You're doing amazing work. It is very very difficult what you are doing and I admire you so much for it. I wasn't able to do it with my M. I was much too scared and unsure of myself to.

Bach

#626
I just sent my mother a letter telling her my thoughts about our last conversation.  I managed to write it this morning in one sitting, only left it alone for a few hours before making a couple of minor changes and hitting send without running it past anyone or posting it here to see how it felt in public, or even giving myself another cool-down-and-revisit before calling it ready to go.  Although I wouldn’t normally proceed with something like this without much more deliberation, I knew this was the right thing to do because this afternoon after I wrote it and went out to get my hyperbaric treatment, I kept thinking that I had sent it already, and feeling good about that, then remembering that I hadn’t and thinking that I really must.  Now, having sent it, I still feel good about it, no queasy feeling in the pit of my stomach, no second-guessing.  I guess I’m getting better at narcissist-wrangling.  I’m glad I got such good thorough training for that over the past 15 years by taking on pretty much all the responsibility for keeping my relationship with Other from imploding. 
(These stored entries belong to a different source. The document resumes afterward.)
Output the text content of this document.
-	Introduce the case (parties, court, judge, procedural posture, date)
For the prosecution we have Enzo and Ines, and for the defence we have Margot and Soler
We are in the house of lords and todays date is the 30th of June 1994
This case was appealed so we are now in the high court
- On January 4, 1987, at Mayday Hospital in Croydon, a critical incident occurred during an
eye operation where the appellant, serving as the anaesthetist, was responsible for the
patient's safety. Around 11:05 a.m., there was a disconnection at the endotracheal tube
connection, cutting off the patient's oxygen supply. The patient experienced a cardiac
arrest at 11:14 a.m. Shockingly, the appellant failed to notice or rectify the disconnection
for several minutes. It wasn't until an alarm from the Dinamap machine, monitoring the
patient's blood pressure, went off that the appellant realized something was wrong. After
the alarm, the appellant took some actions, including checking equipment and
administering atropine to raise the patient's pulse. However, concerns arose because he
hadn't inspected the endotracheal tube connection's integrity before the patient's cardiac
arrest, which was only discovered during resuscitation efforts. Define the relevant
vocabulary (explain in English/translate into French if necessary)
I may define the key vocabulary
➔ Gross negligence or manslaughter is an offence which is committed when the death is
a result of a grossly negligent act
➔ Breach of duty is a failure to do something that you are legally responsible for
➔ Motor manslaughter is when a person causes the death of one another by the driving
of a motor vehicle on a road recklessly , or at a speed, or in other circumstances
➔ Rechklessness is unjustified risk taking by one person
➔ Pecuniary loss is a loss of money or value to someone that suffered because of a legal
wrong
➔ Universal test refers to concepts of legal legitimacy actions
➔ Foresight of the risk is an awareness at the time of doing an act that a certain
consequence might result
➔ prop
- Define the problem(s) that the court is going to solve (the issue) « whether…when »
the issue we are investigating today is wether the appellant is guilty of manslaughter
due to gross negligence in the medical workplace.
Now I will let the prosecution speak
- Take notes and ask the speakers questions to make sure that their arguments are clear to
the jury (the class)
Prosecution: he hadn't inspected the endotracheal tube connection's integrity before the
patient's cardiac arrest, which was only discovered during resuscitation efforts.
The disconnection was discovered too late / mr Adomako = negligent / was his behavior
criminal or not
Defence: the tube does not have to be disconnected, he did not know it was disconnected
I’m too exhausted and brain-fried to engage with anyone here today, but I love you all so much and appreciate you for being an inestimable resource for helping me get through this.   :umbrella:

BeeKeeper

Congrats on your risk taking and courage to send without a "final approval" from anyone. Yeah you! I like it. It definitely speaks to your new lifestyle of
Quotenarcissist-wrangling.

Bach

My mom still thinks it was all my fault.  Bach was talking to her about being angry and stuff and then my mom wrote a letter to her therapist telling her therapist all about how bad a kid Bach was except she wasn't talking about Bach, she was talking about me :pissed: and she was WRONG except that she wasn't wrong because I guess I did those things?  But she said it was my fault.  Anyway, my mom sent Bach the letter and I starting getting mad and scared and upset but then Bach wrote her a letter back telling her why I did or why it wasn't my fault or something, I don't know, but it was really good to have Bach say that it wasn't my fault and explain why and Bach was right!  But then Bach didn't send that letter and wrote a different letter that said they could talk about it another time because she said it would be better to be nice now and tell mom that stuff later.  I guess I trust her.  But I'm mad because it's so unfair.  So I drew a picture of my foot stomping on my mom.  That was fun but it made me feel weird and scared and I had to stop.  Bach said it's okay but I don't know.  I'm really tired now and I want to go to sleep.

Blueberry

Oh I'm so sorry that all these things are going on. It would all make me really mad too. Really really mad. And upset and scared. Good for you drawing a picture of your foot stomping on your mom! I agree with Bach, that it's OK.

If it's not too much for you or too difficult, then please know I'm supporting you. I hope you can feel a bit safer now and get lots of sleep.